I followed his prep technique in baking the potatoes instead of boiling them first but having made gnocchi without egg, I ditched it in favour of a little water to bind everything. (If you want an excellent homemade gnocchi recipe that is already vegan, I highly recommend Donna Klein’s Potato Gnocchi with Pesto from The Mediterranean Vegan Kitchen.) Sauteing the gnocchi after it was cooked was also new to me. I opted for olive oil instead of butter. The salsa was done exactly to recipe except for the Tobasco – which I didn’t include.

from Gordon Ramsay’s Secrets


For the gnocchi

  • 2 large baking potatoes, about 400g each
  • 160g plain flour
  • 1 tsp fine sea salt
  • 1 tbsp chopped basil
  • 1 tbsp chopped parsley
  • 1 large free-range egg, beaten
  • 4 tbsp olive oil, plus extra to drizzle
  • 50g butter

For the salsa

  • 6 vine-ripened plum tomatoes
  • 1 small red onion, finely chopped
  • 2 spring onions, finely sliced
  • juice of 1 lime
  • 1 tbsp sesame oil
  • a generous dash of Tabasco
  • 1 tbsp basil, finely chopped
  • 1 tbsp coriander, finely chopped
  • sea salt and freshly ground black pepper

Preheat the oven to 180C/gas mark 4. Scrub the potatoes, but don’t score or slit them. Bake for about 1¼ hours until soft in the centre when pierced with a skewer. Set aside to cool for 10 minutes, then peel off the skins. Mash the potato flesh in a bowl or press through a potato ricer, then leave to cool completely.

When the mash is cool, mix in the flour and salt until evenly incorporated, then add the herbs. Gradually work in the beaten egg until you have a smooth, firm dough – you may not need to add all of it.

Bring a large pan of salted water to the boil. Have ready a large bowl of iced water. Divide the dough into 8 balls, then roll each out on a lightly floured surface to a long, narrow sausage, about 30cm long, and flatten very slightly to make an oval shape. Cut the rolls, slightly on the diagonal, into 3cm lengths, using the back of a table knife or thick cook’s knife.

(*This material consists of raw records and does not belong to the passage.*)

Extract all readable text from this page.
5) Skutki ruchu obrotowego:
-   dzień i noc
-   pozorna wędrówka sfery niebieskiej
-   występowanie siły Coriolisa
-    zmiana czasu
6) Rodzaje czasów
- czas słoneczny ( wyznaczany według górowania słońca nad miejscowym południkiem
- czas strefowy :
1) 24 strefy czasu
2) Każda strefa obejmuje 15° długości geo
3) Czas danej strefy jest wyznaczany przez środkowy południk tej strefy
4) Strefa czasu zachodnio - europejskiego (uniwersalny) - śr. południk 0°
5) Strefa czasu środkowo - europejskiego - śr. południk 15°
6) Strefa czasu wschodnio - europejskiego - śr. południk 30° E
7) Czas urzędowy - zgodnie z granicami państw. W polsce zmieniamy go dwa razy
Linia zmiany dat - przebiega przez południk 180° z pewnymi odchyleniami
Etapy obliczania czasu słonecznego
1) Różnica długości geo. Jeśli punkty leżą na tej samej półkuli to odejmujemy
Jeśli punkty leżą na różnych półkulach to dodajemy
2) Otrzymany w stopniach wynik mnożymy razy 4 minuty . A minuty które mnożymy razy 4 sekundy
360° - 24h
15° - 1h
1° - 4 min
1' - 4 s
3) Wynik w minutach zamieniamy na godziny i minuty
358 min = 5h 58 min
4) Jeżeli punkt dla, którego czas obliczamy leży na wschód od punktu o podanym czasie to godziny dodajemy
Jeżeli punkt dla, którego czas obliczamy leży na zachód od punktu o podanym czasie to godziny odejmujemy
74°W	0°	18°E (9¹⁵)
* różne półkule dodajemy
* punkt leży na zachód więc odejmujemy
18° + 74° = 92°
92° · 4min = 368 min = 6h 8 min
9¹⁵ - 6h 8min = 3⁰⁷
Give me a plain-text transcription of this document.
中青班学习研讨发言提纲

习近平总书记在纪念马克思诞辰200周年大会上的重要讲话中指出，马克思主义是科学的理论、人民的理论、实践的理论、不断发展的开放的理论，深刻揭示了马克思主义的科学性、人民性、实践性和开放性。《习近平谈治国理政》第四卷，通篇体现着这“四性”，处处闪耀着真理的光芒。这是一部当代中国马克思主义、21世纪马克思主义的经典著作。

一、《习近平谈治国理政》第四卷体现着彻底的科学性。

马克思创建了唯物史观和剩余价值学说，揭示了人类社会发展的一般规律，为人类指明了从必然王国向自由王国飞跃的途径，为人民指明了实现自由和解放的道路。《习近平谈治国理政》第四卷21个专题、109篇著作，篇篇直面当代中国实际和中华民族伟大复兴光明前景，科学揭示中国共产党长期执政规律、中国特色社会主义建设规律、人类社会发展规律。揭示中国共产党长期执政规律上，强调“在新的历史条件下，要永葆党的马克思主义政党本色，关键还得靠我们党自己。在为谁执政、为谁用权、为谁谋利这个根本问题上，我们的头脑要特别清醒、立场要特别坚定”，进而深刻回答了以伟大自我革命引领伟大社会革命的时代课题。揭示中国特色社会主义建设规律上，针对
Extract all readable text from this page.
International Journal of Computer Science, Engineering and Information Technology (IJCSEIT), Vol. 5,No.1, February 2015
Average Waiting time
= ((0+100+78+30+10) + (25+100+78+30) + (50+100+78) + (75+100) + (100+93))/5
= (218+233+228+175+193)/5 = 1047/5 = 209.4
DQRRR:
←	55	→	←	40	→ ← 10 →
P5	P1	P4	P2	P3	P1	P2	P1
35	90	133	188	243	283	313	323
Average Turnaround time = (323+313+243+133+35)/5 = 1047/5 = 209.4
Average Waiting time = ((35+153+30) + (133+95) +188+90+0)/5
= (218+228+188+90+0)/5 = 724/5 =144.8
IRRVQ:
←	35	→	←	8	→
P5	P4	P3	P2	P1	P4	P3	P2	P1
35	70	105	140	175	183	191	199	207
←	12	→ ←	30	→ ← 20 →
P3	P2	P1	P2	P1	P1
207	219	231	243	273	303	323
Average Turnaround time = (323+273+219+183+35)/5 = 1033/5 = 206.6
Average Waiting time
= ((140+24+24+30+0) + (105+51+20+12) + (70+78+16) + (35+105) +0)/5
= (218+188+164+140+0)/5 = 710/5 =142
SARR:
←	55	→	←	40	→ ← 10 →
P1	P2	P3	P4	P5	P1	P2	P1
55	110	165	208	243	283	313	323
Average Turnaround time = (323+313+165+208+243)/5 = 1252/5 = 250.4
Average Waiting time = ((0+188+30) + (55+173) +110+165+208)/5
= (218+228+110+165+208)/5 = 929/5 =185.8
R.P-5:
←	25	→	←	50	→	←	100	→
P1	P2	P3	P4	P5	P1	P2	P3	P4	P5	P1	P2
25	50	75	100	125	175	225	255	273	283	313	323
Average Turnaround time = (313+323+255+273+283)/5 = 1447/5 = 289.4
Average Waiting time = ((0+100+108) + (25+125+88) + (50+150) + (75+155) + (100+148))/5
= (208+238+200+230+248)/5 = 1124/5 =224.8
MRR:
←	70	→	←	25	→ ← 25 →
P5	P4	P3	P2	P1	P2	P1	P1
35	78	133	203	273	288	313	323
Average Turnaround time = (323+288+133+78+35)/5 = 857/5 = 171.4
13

Cook the gnocchi in batches. Add about a quarter of them to the boiling water and cook for 2-3 minutes, until they rise to the surface. Lift out with a slotted spoon and place in the bowl of iced water. Leave for a minute or so, then drain well and pat dry with kitchen paper. Repeat to cook the remaining gnocchi, always returning the water to a rolling boil in between.

When all the gnocchi are cooked and cooled, combine them in a bowl. Drizzle with a little olive oil to keep them separate, then cover with cling film and chill until required.

To make the salsa, dip the tomatoes in boiling water for 30 seconds or so to loosen the skins, then into cold water to refresh; drain and peel away the skins. Quarter, core and deseed the tomatoes. Finely chop the flesh and place in a bowl with the other salsa ingredients. Toss to mix and season well, then spoon into a serving dish.

When ready to serve, heat 2 tablespoons olive oil and half the butter in a large frying pan until hot. Sauté the gnocchi, in batches, for 3-4 minutes until golden brown and crispy on both sides. Drain on kitchen paper and keep warm, uncovered in a low oven, while you sauté the rest of the gnocchi, using the remaining oil and butter as needed. Serve with the tomato salsa.

The Verdict One thumb up. One thumb down.

The gnocchi itself was great. The herbs added something extra and sauteing before serving helped to bring out the flavour of the pasta. Not as much a fan of using baked potatoes versus boiling russet potatoes.

The tomato salsa was a real disappointment on so many levels. First, no one should ever have to peel the skin off of a tomato. It is a torturous process that I nearly gave up on. At least now I know why Gordon Ramsay uses the F-word so much. Sheesh.  Second, I have come to the realization that I am a pretty traditional gal when it comes to what goes on top of my pasta. I like hot, thick, savoury sauces. And the salsa was definitely not that. It was raw and really belonged on a salad. I wouldn’t make this again.